Economists such as Malthus emerged with their sacred tales of scarcity at that moment when life was truly grim for most — the eighteenth and early nineteenth centuries. During this period, racialized chattel slavery was at its height throughout the Western world; the private enclosure of the commons was reaching its devastating conclusion in Europe; peasants, long used to working for themselves, outdoors, and at a generally leisurely pace, were forced off their land to labor in the dehumanizing conditions of early factories; and indigenous people were slaughtered or forcefully moved to the least desirable lands. Such widespread suffering, such abjection, was not an inescapable outcome of human population boom, as the Reverend Malthus evangelized. It was rather the manufactured result of capitalism’s ravenous, unhinged pursuit of profit.
It seems doubtful that we are in a much better situation today. In the US, more than one in ten face food insecurity. The percentage of people living on the streets is at an all time high in cities like New York and San Francisco. Many of us, mired in impossible debt, worry month to month if we will have the means to afford basic survival. Quite a few are a traffic violation away from eviction. What leisure time had been won through labor struggles for the 8-hour day is receding before the onslaught of 24-hour digital connectedness. However, the searing scarcity of our present is no more unavoidable than were previous periods of the same. We are likewise the manufactured result of capitalism’s ravenous, unhinged pursuit of profit.

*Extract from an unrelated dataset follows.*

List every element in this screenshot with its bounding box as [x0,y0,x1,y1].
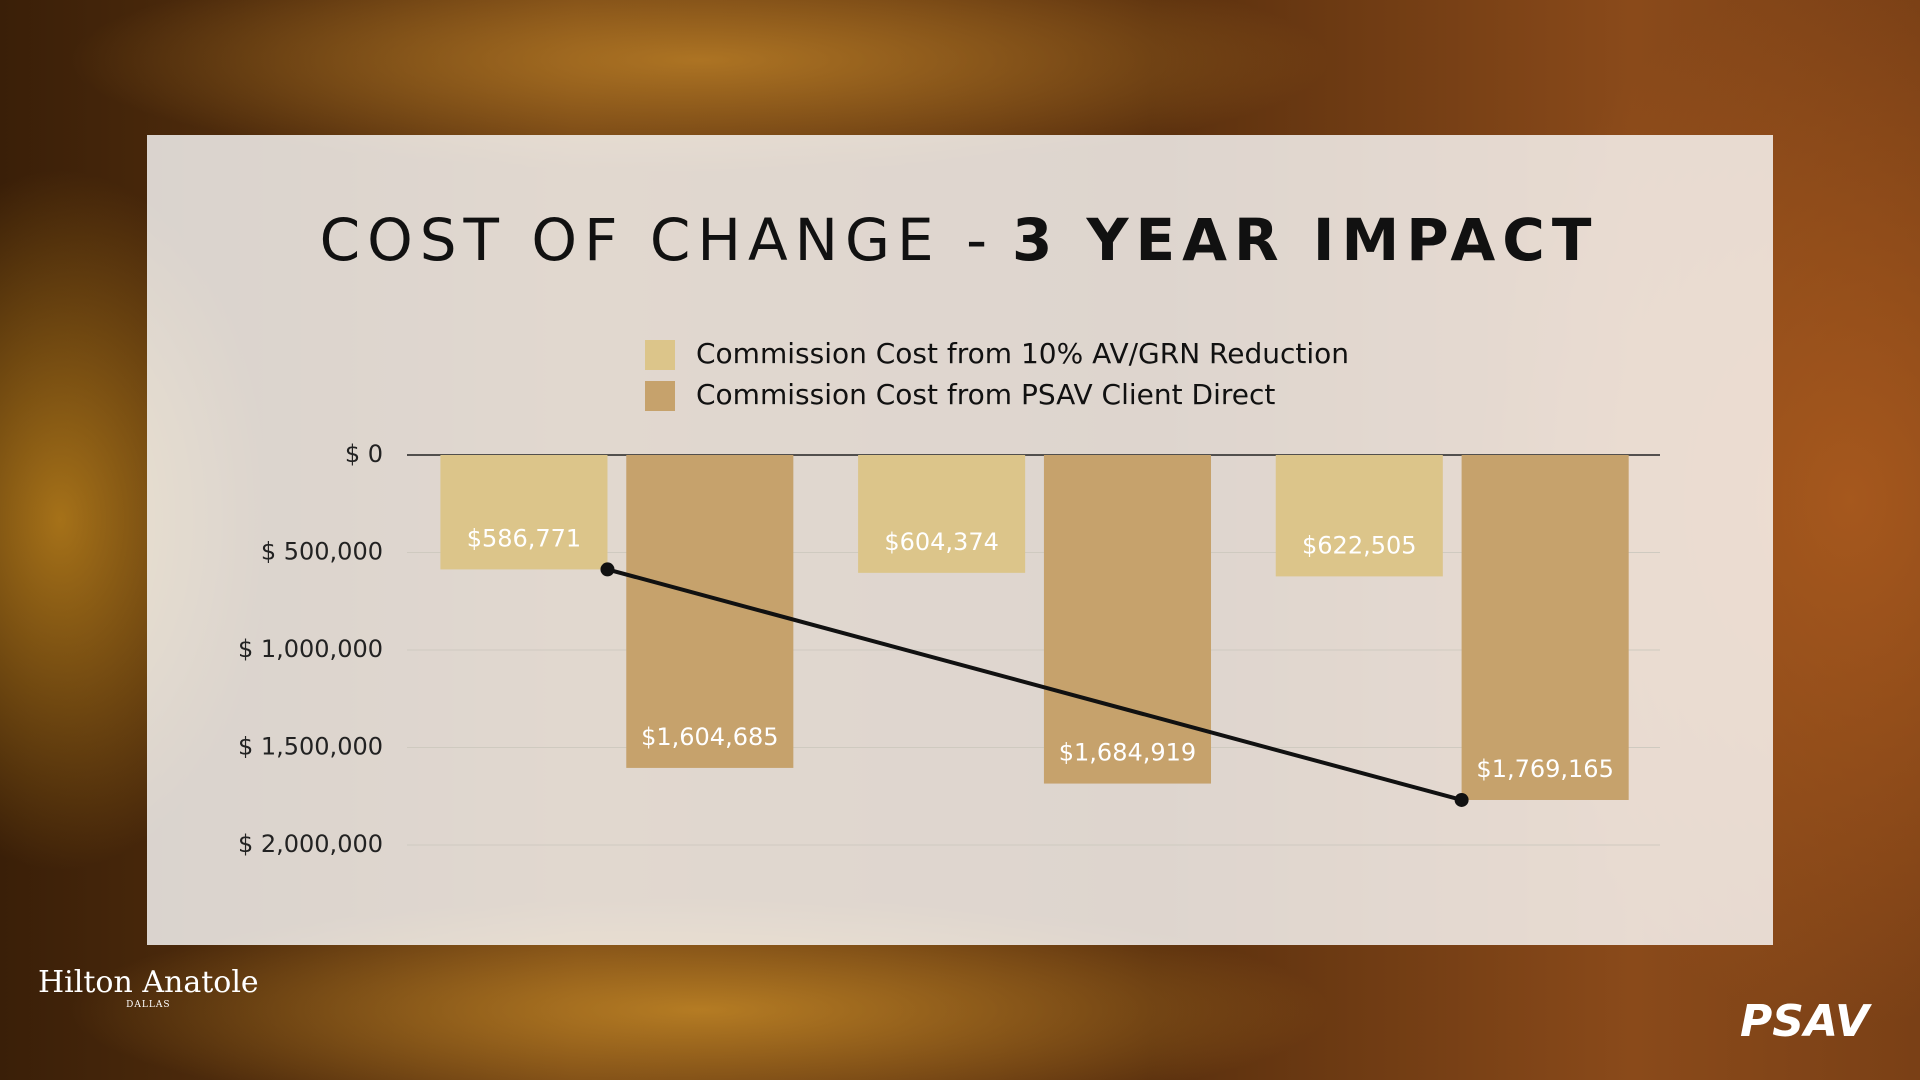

Thus, when economists assert the naked reality of scarcity, we should remind them that this “fact” is neither natural nor historical. Scarcity did not haunt the everyday lives of our premodern ancestors, nor is it inevitable still. Scarcity rather is a projection onto the past meant to preserve the present status quo. It is tied to the material interests of capitalists, whether early-modern or contemporary, and has always been caused by an excess of economic thinking. As such, it is perhaps economics rather than scarcity that we should struggle to overcome.